Het preventieve denken

De minister heeft beloofd niet nog eens de kont tegen de krib te gooien. Nog voor de zomer zal VWS de hoofd- lijnen voor wetgeving in de sport uitwerken, een half jaar later gevolgd door een rapportage over de juridische en financiële consequenties, heeft ze gezegd. Dat klinkt toch een beetje als een vertragingstactiek, want beide onderdelen zijn twee jaar geleden al gedetailleerd op papier gezet door een commissie van de NLSportraad onder leiding van Bernard Wientjes, die als eerste het idee voor een Sportwet lanceerde.

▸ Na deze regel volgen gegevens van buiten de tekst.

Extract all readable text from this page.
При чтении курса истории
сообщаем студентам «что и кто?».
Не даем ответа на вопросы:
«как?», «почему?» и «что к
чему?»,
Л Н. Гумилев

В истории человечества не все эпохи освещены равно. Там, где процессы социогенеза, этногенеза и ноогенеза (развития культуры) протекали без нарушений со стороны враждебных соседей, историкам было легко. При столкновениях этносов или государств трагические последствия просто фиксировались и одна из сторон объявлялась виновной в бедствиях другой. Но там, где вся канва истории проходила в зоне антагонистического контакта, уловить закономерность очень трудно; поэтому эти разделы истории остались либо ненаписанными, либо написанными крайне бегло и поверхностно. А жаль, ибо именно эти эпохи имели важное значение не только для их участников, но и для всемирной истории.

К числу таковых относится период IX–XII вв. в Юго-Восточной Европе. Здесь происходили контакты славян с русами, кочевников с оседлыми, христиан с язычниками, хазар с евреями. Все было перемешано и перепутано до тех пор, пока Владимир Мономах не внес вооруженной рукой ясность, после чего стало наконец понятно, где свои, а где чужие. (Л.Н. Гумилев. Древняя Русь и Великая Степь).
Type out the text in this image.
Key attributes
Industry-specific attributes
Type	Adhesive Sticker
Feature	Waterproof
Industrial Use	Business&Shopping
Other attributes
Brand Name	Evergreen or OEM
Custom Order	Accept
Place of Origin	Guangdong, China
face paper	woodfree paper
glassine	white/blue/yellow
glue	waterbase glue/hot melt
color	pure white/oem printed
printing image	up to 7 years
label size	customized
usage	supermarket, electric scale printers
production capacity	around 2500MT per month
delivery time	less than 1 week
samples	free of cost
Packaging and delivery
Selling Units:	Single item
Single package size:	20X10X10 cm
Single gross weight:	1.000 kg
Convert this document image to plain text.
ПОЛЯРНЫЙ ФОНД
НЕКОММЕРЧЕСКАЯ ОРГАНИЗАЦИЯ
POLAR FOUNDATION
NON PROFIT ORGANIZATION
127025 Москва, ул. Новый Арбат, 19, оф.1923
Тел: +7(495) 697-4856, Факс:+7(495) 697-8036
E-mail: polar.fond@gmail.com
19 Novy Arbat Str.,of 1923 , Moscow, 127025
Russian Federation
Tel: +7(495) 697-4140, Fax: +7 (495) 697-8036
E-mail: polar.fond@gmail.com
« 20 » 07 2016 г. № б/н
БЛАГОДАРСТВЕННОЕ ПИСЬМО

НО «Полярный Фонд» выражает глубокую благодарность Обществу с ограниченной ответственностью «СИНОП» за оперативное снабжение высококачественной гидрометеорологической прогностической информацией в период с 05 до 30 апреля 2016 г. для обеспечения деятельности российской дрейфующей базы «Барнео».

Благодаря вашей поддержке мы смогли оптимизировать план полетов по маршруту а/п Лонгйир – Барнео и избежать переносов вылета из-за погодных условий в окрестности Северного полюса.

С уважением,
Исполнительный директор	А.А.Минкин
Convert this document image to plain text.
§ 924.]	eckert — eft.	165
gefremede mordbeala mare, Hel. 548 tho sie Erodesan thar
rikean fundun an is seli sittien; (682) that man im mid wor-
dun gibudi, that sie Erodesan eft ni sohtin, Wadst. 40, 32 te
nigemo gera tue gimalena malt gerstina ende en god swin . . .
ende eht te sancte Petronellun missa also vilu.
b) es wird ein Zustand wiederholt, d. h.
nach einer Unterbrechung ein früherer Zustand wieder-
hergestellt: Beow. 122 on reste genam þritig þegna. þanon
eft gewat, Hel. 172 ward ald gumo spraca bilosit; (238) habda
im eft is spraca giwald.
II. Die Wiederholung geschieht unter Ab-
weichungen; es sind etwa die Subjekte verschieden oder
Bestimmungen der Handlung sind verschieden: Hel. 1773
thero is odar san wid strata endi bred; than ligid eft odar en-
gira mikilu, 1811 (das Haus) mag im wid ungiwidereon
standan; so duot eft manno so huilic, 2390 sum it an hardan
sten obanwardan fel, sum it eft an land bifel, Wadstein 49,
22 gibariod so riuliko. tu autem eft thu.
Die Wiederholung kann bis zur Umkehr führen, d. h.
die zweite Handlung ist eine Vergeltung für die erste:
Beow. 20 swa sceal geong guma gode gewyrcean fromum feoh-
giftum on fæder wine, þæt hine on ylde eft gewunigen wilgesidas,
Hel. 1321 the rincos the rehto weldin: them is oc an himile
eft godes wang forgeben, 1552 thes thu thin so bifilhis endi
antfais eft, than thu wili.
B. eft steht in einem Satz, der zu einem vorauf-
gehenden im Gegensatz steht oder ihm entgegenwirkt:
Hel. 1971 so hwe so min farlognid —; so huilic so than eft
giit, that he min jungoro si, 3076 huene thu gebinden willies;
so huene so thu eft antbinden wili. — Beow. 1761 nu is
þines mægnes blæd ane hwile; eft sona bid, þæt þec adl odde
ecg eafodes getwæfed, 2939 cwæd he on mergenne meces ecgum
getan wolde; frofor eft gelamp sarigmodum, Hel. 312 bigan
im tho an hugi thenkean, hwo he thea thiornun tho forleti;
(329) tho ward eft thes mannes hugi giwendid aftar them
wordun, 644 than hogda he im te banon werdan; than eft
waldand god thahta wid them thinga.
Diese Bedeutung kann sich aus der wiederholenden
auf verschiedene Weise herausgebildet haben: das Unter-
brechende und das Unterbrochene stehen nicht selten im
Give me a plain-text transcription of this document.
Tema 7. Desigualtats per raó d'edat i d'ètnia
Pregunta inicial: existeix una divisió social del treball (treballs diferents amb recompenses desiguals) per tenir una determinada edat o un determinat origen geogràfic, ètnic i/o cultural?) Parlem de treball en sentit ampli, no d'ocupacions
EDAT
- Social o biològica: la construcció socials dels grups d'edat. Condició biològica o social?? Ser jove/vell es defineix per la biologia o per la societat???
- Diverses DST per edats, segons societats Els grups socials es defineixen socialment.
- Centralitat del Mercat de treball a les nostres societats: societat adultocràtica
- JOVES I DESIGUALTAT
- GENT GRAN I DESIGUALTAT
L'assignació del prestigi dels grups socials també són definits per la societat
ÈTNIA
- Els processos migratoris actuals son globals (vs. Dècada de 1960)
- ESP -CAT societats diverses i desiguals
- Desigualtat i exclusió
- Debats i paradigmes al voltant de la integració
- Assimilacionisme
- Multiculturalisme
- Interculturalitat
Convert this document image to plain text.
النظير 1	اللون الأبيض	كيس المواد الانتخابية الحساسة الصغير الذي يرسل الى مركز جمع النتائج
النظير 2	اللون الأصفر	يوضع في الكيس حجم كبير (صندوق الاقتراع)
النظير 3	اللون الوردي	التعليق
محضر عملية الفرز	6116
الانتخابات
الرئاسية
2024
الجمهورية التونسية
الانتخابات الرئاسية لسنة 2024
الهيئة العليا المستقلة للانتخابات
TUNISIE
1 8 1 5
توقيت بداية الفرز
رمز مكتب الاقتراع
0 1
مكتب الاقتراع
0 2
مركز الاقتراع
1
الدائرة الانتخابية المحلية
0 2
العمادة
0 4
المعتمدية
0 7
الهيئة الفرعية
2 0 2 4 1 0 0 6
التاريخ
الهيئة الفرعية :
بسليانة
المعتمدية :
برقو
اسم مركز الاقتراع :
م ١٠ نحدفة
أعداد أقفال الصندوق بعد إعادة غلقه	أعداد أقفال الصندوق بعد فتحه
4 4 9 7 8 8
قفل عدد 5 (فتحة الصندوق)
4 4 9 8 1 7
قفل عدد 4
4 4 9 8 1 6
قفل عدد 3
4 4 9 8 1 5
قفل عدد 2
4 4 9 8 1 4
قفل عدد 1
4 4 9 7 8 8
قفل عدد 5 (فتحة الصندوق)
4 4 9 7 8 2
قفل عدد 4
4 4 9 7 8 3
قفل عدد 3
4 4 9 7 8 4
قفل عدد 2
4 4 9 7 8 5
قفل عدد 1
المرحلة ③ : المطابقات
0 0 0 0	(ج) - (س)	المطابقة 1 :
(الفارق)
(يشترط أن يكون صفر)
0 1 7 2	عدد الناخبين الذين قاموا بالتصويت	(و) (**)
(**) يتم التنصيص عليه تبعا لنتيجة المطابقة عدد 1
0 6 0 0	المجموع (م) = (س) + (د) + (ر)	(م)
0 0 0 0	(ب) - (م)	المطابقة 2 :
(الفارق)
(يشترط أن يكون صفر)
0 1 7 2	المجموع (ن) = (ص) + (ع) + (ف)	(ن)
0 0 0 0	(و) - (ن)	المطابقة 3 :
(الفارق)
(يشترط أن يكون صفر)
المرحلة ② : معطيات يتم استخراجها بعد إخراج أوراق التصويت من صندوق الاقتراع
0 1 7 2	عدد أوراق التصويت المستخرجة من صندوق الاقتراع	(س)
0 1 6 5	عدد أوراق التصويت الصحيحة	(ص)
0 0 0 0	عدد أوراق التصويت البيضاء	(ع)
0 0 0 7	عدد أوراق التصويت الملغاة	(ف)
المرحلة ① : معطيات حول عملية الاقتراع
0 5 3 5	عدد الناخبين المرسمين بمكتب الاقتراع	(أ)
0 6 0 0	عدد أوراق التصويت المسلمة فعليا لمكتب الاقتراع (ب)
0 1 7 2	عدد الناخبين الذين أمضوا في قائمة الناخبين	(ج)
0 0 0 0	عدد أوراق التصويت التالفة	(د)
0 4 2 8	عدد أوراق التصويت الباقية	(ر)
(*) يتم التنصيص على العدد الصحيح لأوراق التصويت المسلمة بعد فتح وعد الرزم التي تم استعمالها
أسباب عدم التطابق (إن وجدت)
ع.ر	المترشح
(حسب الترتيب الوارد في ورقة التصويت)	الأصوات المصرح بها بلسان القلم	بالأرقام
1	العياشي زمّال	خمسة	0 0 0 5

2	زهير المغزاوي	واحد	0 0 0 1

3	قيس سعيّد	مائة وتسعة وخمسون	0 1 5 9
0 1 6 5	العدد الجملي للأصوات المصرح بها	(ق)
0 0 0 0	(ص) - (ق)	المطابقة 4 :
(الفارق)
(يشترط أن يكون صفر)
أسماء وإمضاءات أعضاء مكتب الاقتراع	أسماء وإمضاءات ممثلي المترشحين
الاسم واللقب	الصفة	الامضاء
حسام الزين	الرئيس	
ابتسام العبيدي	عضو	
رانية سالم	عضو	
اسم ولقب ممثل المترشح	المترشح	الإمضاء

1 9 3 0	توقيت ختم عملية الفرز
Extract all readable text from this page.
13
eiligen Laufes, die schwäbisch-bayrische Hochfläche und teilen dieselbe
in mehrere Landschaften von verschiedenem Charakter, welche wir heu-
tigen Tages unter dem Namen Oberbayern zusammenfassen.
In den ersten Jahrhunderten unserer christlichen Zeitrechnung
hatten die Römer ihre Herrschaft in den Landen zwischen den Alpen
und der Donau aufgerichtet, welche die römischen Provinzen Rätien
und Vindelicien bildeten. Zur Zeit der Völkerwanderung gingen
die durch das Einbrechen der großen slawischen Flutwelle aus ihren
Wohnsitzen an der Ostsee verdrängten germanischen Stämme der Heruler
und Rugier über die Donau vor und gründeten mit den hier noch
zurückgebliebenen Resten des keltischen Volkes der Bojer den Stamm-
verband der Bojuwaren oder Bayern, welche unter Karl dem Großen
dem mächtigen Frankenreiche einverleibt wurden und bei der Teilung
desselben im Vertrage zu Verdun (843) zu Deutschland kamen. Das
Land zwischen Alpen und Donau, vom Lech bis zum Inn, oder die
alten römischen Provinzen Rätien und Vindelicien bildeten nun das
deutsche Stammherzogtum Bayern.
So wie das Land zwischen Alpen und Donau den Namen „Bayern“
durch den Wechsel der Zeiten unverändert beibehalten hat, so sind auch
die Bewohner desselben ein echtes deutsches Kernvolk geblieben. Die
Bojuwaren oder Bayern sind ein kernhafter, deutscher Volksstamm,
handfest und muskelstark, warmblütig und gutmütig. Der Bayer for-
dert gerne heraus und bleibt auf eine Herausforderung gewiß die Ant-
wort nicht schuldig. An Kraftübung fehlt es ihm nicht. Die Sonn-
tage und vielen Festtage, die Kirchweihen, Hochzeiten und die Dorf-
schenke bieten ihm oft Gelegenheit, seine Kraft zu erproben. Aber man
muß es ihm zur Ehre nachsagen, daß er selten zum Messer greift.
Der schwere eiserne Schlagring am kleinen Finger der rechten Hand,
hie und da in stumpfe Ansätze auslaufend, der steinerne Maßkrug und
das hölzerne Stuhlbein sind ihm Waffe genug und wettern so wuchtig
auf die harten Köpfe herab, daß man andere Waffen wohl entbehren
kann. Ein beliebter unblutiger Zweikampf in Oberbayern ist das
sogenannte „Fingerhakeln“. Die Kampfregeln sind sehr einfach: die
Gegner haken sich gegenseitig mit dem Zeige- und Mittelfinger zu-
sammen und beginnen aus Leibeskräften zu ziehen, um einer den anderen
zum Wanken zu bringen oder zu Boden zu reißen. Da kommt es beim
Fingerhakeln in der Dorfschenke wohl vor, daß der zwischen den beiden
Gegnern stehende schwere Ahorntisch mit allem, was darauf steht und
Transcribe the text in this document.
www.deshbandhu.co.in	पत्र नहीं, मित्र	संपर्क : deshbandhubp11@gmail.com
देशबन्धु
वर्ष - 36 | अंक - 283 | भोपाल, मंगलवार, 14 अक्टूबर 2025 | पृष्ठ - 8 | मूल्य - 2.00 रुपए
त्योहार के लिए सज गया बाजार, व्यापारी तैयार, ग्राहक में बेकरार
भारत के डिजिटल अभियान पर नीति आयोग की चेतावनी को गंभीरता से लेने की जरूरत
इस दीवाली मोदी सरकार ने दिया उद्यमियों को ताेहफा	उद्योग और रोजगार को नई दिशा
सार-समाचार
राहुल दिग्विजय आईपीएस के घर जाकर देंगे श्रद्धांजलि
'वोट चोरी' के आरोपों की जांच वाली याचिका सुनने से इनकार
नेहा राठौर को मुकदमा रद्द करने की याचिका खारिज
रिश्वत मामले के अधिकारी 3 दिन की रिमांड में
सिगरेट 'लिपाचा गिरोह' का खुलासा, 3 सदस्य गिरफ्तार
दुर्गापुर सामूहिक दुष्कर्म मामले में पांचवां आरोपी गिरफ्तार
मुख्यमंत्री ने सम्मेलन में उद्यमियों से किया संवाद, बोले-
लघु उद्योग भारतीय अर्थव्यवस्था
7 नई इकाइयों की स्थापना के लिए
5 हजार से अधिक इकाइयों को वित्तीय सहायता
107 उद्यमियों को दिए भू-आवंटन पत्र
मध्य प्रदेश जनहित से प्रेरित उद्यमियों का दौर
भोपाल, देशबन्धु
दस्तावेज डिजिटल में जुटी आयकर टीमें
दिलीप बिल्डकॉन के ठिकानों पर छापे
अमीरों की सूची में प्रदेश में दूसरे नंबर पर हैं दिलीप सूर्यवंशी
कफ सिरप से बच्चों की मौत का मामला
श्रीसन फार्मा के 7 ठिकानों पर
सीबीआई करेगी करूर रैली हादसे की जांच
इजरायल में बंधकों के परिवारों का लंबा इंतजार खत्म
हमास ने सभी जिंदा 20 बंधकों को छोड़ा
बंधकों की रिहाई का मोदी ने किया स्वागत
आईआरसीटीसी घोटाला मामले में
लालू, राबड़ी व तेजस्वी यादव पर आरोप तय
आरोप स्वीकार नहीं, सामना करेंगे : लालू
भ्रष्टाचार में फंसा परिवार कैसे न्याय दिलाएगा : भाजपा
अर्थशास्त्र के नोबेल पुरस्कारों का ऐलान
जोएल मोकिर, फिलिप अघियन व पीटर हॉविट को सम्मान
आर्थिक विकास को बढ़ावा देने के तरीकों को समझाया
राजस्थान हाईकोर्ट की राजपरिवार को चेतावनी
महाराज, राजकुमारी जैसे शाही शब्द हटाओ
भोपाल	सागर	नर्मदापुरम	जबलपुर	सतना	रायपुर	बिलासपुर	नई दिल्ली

Van Nispen (40): "We zullen sowieso niet accepteren dat de minister géén uitvoering geeft aan de motie. Na de eerste keer heeft ze gezegd: voor mij hoeft die Sportwet niet, dat gaan we niet doen. We hebben daarop de motie herbevestigd en er is geen twijfel mogelijk dat de minister de motie nu moet uitvoeren. Of dat lukt, zal ook afhangen van de capaciteit die hiervoor wordt vrijgemaakt op het ministerie."

VWS stelt zich ten doel dat in 2040 75 procent van de bevolking sport en beweegt. Hoe kun je dit willen en géén Sportwet willen?

"Ik kan die weerstand tegen wetgeving zelf ook moeilijk verklaren. Behalve dan dat er in Den Haag een groot vertrouwen is in akkoorden, afspraken, convenanten en soortgelijke vrijblijvendheid. Ik geloof best dat afspraken en convenanten iets kunnen bijdragen, maar ik geloof niet dat ze de revolutie gaan brengen die we nodig hebben op het gebied van sport en bewegen."

Probleem is wellicht dat Helder behalve voor sport ook verantwoordelijk is voor Langdurige Zorg, met een budget dat oneindig veel groter is dan het sportbudget. Daarnaast lijkt het preventieve denken achter de Sportwet, sport als remedie tegenbewegingsarmoede, obesitas en andere kwalen, niet aan haar besteed. Dat geloof, dat sport iets bijzonders kan doen, is wel voorwaarde om in de noodzaak een Sportwet te geloven.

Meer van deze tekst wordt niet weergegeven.